Last but not least, Gilley's thesis ignores the linkage between economic-military growth and aggression which would be threatening enough on its own, but combined with China's central nation complex is disquieting to those who observe with trepidation the growth of this giant. Modern China, right from the democratic days of Sun Yat-Sen has displayed an unyielding desire to consolidate her own empire, making use of anti-western or imperialism rhetoric when useful. For example, based on spurious interpretations of history, she claims it is right for China to colonise Tibet, demographically swamp it, economically exploit it, while condemning the Macmahon Line as imperialist legacy. Indeed several China-watchers see tendencies in the present-day ruling elites with their push for military modernisation and bid for regional hegemony as leading to an aggressive national socialistic dictatorship. Gilley's whole effort seems geared to provide an alternative to that catastrophic possibility, but it appears in some respects, more wish than realistic possibility.

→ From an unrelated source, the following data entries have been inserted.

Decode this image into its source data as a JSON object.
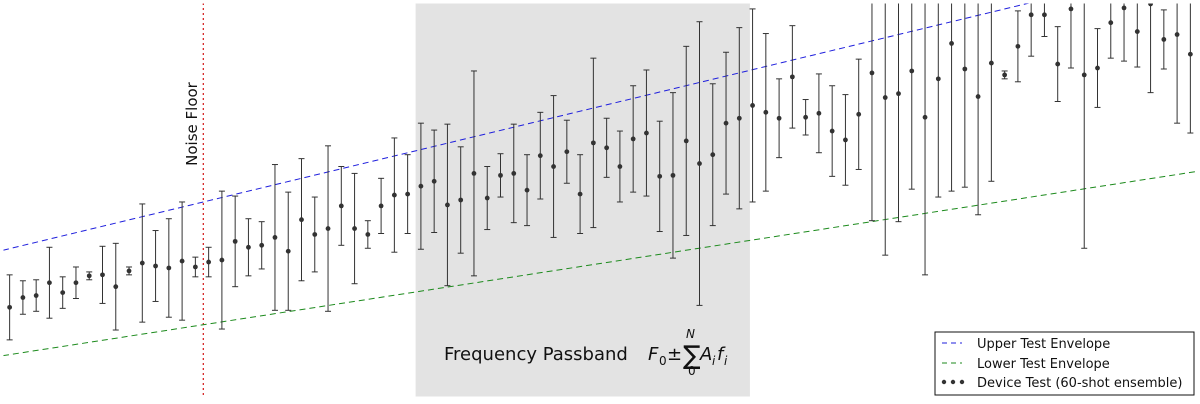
{
  "chart_data": {
    "type": "scatter",
    "title": "",
    "xlabel": "",
    "ylabel": "",
    "xlim": [
      0,
      90
    ],
    "ylim": [
      0,
      400
    ],
    "grid": false,
    "legend_position": "bottom-right",
    "annotations": {
      "noise_floor": {
        "label": "Noise Floor",
        "x": 15.1,
        "color": "#d62728"
      },
      "passband": {
        "label": "Frequency Passband",
        "x_start": 31.1,
        "x_end": 56.3,
        "fill": "#e3e3e3"
      }
    },
    "series": [
      {
        "name": "Upper Test Envelope",
        "kind": "line",
        "style": "dashed",
        "color": "#1f1fdd",
        "x": [
          0,
          90
        ],
        "y": [
          149,
          441
        ]
      },
      {
        "name": "Lower Test Envelope",
        "kind": "line",
        "style": "dashed",
        "color": "#1c8a1c",
        "x": [
          0,
          90
        ],
        "y": [
          42,
          229
        ]
      },
      {
        "name": "Device Test (60-shot ensemble)",
        "kind": "errorbar",
        "color": "#333333",
        "x": [
          0.5,
          1.5,
          2.5,
          3.5,
          4.5,
          5.5,
          6.5,
          7.5,
          8.5,
          9.5,
          10.5,
          11.5,
          12.5,
          13.5,
          14.5,
          15.5,
          16.5,
          17.5,
          18.5,
          19.5,
          20.5,
          21.5,
          22.5,
          23.5,
          24.5,
          25.5,
          26.5,
          27.5,
          28.5,
          29.5,
          30.5,
          31.5,
          32.5,
          33.5,
          34.5,
          35.5,
          36.5,
          37.5,
          38.5,
          39.5,
          40.5,
          41.5,
          42.5,
          43.5,
          44.5,
          45.5,
          46.5,
          47.5,
          48.5,
          49.5,
          50.5,
          51.5,
          52.5,
          53.5,
          54.5,
          55.5,
          56.5,
          57.5,
          58.5,
          59.5,
          60.5,
          61.5,
          62.5,
          63.5,
          64.5,
          65.5,
          66.5,
          67.5,
          68.5,
          69.5,
          70.5,
          71.5,
          72.5,
          73.5,
          74.5,
          75.5,
          76.5,
          77.5,
          78.5,
          79.5,
          80.5,
          81.5,
          82.5,
          83.5,
          84.5,
          85.5,
          86.5,
          87.5,
          88.5,
          89.5
        ],
        "y": [
          91,
          101,
          103,
          116,
          106,
          116,
          123,
          124,
          112,
          128,
          136,
          133,
          131,
          138,
          132,
          137,
          139,
          158,
          152,
          154,
          162,
          148,
          180,
          165,
          171,
          194,
          171,
          165,
          194,
          205,
          206,
          214,
          219,
          195,
          200,
          227,
          202,
          225,
          227,
          210,
          245,
          234,
          249,
          206,
          258,
          253,
          234,
          262,
          268,
          224,
          225,
          260,
          237,
          246,
          278,
          283,
          296,
          289,
          283,
          325,
          284,
          288,
          270,
          261,
          287,
          329,
          304,
          308,
          331,
          284,
          323,
          359,
          333,
          305,
          339,
          327,
          356,
          388,
          388,
          338,
          394,
          327,
          334,
          380,
          395,
          371,
          399,
          363,
          368,
          348
        ],
        "err": [
          33,
          17,
          16,
          36,
          16,
          16,
          4,
          29,
          44,
          4,
          60,
          36,
          50,
          60,
          10,
          15,
          70,
          46,
          29,
          24,
          74,
          60,
          62,
          38,
          84,
          40,
          56,
          14,
          28,
          58,
          40,
          64,
          52,
          82,
          54,
          104,
          32,
          22,
          50,
          36,
          44,
          72,
          32,
          40,
          86,
          30,
          36,
          54,
          64,
          56,
          84,
          96,
          144,
          72,
          72,
          92,
          98,
          80,
          40,
          52,
          18,
          40,
          46,
          46,
          56,
          150,
          160,
          130,
          120,
          160,
          120,
          150,
          120,
          120,
          120,
          4,
          36,
          42,
          22,
          38,
          60,
          176,
          40,
          36,
          54,
          36,
          90,
          30,
          90,
          80
        ]
      }
    ],
    "legend": [
      {
        "label": "Upper Test Envelope"
      },
      {
        "label": "Lower Test Envelope"
      },
      {
        "label": "Device Test (60-shot ensemble)"
      }
    ]
  }
}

Appeasement, as we know, has never paid, neither with aggressive governments nor today's terrorists. The theory of democratic peace does not have as its premise a sacrifice of nationhood and human rights. Immanuel Kant who has become the canonical reference for all democratic missions, imagined a world of equal republics in voluntary association. In an age of European expansion he explicitly rejected the right of any country to occupy another's territory. He did not advocate republicanism (which we read as democracy) at the cost of a neighbouring country's rights and freedoms.

Gilley fudges the trade-offs between democracy and nationalism to the detriment of the latter — but only for non-Chinese (and non-American) countries. Cynics and realists east of Suez might see in Gilley's theory an attempted pacific solution to America's anxieties about a strong possibly expansionist China: make China a democracy at any cost so that all inter-state regional problems get solved through patient negotiation with no need for American intervention and its attendant uncertainties. The cost of peace includes what might be interpreted by China's neighbours as unacceptable loss of their sovereign rights, a virtual Pax Sinica (or Sino-Americana) hardly more palatable than the erstwhile Pax Britannica. The rewards promised to the US are a three-quarters "democratised and hence peaceful" world. A similar scenario of a democratised and peaceful Middle East rid of terrorists was visualised by the American President on the eve of the second Iraq war. And history has yet to assess the costs of paying for such a dream.